March 28, 2024 The Newspaper Serving LGBT Los Angeles

In Trump’s America, the Hippocratic Oath Comes Under Threat

On Thursday, January 18, two days after a new “Religious Freedom Day” was declared by the government, the Trump administration announced that religious rights protections would be increased for healthcare workers who decline to practice procedures that they are religiously opposed to, such as abortions and gender confirmation surgeries. Sensing the inherent conflict between this promise and the basis of the Hippocratic oath that all healthcare professionals are made to take to ensure a non-biased approach medicine, writers, activists, and medical professionals took to Twitter to protest the decision.

“.@realDonaldTrump’s proclamation for Religious Freedom Day specifically says that no American should have to obey the law if it conflicts with their religion. Ahistorical and dangerous,” wrote the American Atheists account.

A nurse based in Fishers, Indiana tweeted: “I didn’t become a nurse to pick and choose who I will provide care for. If you have a true servants heart it shouldn’t matter if the patient is black, white, gay, straight, Muslim, Atheist, transgendered and so on. #treatallpatients.”

Meanwhile, Republicans like Virginia Senator Richard Black and Texas Congressman Michael McCaul referenced Jefferson’s 1786 Virginia Statute for Religious Freedom as a historical, and thus legitimate, precedent for Trump’s decision.

Like the infamous Masterpiece Cake Shop decision before it, in which a religious business owner refused to make a gay couple a wedding cake on religious grounds, the controversial choice to pit religious integrity against occupational neutrality creates a confusing, extremely divisive counter to the idea that human rights and religious rights are separate, unequal entities. By placing them together on the same plane, the Trump administration has begun to treat religious doctors, nurses, and healthcare professionals as a protected class. Healthcare workers and medical establishments in general are also, under the new decision, being treated more like private businesses, which are by law entitled to bias, rather than public service institutions.

But does the choice to tie church, state, and hospital together go against the very basis of the medical profession?

The first statute of the original Hippocratic oath is: “To place the good of the patient at the center of my professional practice and, when the gravity of the situation demands, above my own self interest.” The problem is that a term like ‘good’, or even the phrase “self interest,” becomes increasingly subjective and vulnerable to re-definition. If the idea of bias belongs to everyone, it’s possible that everyone can claim themselves to be part of a protected class. But how can you be protected against the promise you yourself made to protect and serve without bias?

The Hippocratic oath wasn’t always seen as a mandatory part of the job for healthcare workers. However, in recent years, it’s become more common, and more crucial, for students to enter the profession by guaranteeing non-biased treatment to patients from all walks of life. According to an article in Georgetown University’s Journal of Health Sciences, in 2012, “100 percent of medical school graduates in the United States swear to some variation of the Hippocratic Oath (as opposed to just 24 percent in 1928.)”

The attitude toward religious freedom protection for healthcare workers has yo-yoed back and forth since 1973’s Roe v Wade victory, with Republican-led governments usually favoring religious protections and Democrat-led administrations scaling back those same protections. The “Church Amendments” were introduced in the 1970s, at the start of Roe v. Wade, to allow medical practitioners to ‘opt out’ of performing abortions if it conflicted with their religious beliefs. Since that time, gender confirmation surgeries have been added to the list of procedures that healthcare workers can choose not to perform due to religious conflict.

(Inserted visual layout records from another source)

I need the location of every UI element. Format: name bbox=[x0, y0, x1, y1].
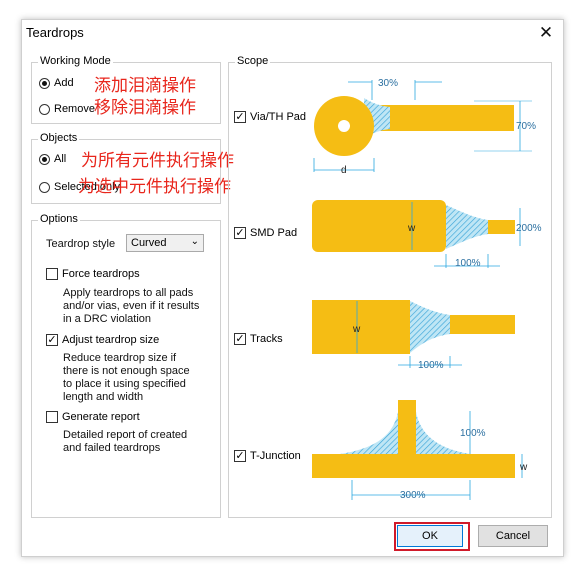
tracks-wide bbox=[312, 300, 410, 354]
tjunction-w-label: w bbox=[519, 462, 528, 473]
via-hole bbox=[338, 120, 350, 132]
teardrops-dialog: Teardrops ✕ Working Mode Add Remove Obje… bbox=[21, 19, 564, 557]
tjunction-vertical bbox=[398, 400, 416, 454]
smd-length-label: 100% bbox=[455, 258, 481, 269]
tracks-teardrop bbox=[410, 301, 450, 353]
cancel-button[interactable]: Cancel bbox=[478, 525, 548, 547]
tjunction-height-label: 100% bbox=[460, 428, 486, 439]
tjunction-horizontal bbox=[312, 454, 515, 478]
smd-w-label: w bbox=[407, 223, 416, 234]
tjunction-teardrop-left bbox=[340, 412, 398, 454]
tracks-w-label: w bbox=[352, 324, 361, 335]
smd-teardrop bbox=[446, 205, 488, 249]
smd-width-label: 200% bbox=[516, 223, 542, 234]
via-diagram: 30% 70% d bbox=[313, 78, 536, 176]
scope-illustrations: 30% 70% d w 200% 100% w 100% 100% w 300% bbox=[312, 78, 542, 501]
tjunction-diagram: 100% w 300% bbox=[312, 400, 528, 501]
via-length-label: 30% bbox=[378, 78, 398, 89]
tracks-diagram: w 100% bbox=[312, 300, 515, 371]
smd-pad bbox=[312, 200, 446, 252]
via-d-label: d bbox=[341, 165, 347, 176]
tracks-length-label: 100% bbox=[418, 360, 444, 371]
via-width-label: 70% bbox=[516, 121, 536, 132]
ok-button[interactable]: OK bbox=[397, 525, 463, 547]
tjunction-length-label: 300% bbox=[400, 490, 426, 501]
smd-diagram: w 200% 100% bbox=[312, 200, 542, 269]
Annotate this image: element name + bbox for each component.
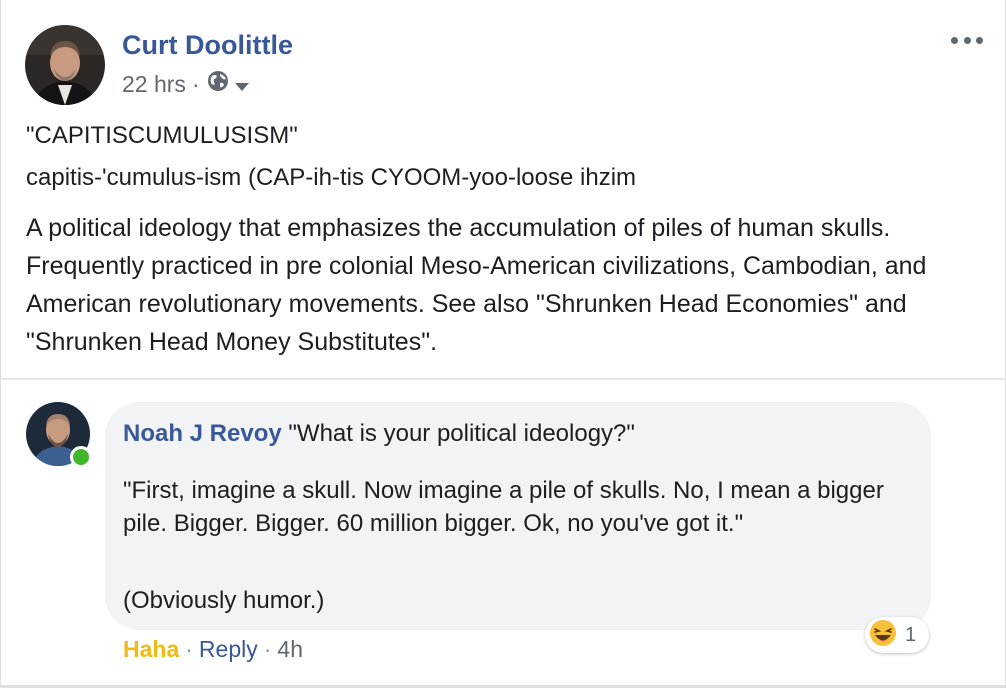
post-card: Curt Doolittle 22 hrs · "CAPITISCUMULUSI… — [0, 0, 1006, 688]
author-avatar[interactable] — [25, 25, 105, 105]
more-options-icon[interactable] — [947, 30, 987, 50]
comment-time[interactable]: 4h — [277, 636, 303, 663]
commenter-name[interactable]: Noah J Revoy — [123, 420, 282, 447]
comment-actions: Haha · Reply · 4h — [123, 636, 303, 663]
reaction-count: 1 — [905, 623, 917, 646]
globe-icon[interactable] — [207, 70, 229, 98]
reply-button[interactable]: Reply — [199, 636, 258, 663]
author-name[interactable]: Curt Doolittle — [122, 30, 293, 61]
reaction-summary[interactable]: 1 — [865, 617, 929, 653]
commenter-avatar[interactable] — [26, 402, 92, 468]
post-meta: 22 hrs · — [122, 70, 250, 98]
comment-note: (Obviously humor.) — [123, 587, 325, 614]
haha-emoji-icon — [869, 619, 897, 652]
comment-header: Noah J Revoy "What is your political ide… — [123, 420, 635, 448]
post-time[interactable]: 22 hrs — [122, 71, 186, 98]
comment-text: "First, imagine a skull. Now imagine a p… — [123, 477, 884, 537]
haha-reaction-button[interactable]: Haha — [123, 636, 179, 663]
post-title: "CAPITISCUMULUSISM" — [26, 122, 298, 149]
post-pronunciation: capitis-'cumulus-ism (CAP-ih-tis CYOOM-y… — [26, 164, 637, 191]
action-separator: · — [185, 636, 193, 662]
comments-divider — [1, 378, 1006, 380]
online-status-indicator — [70, 446, 92, 468]
meta-separator: · — [191, 70, 200, 97]
action-separator: · — [263, 636, 272, 662]
audience-dropdown-icon[interactable] — [234, 71, 250, 98]
comment-headline: "What is your political ideology?" — [288, 420, 635, 447]
post-body: A political ideology that emphasizes the… — [26, 214, 927, 356]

In 1996, a new act, titled Public Health Service Act 245, underwrote these protections by stipulating that the federal government would not fund hospitals or practices that “discriminated” against workers who refused to perform abortions.

The use of the word ‘discrimination’ as it applies to, in this case, the original discriminating party, is interesting in light of Trump’s recent decisions regarding transgender individuals in the military and healthcare in general. As the question of what makes a protected class grows murkier, Americans find themselves having to choose between personal morality and collective democracy.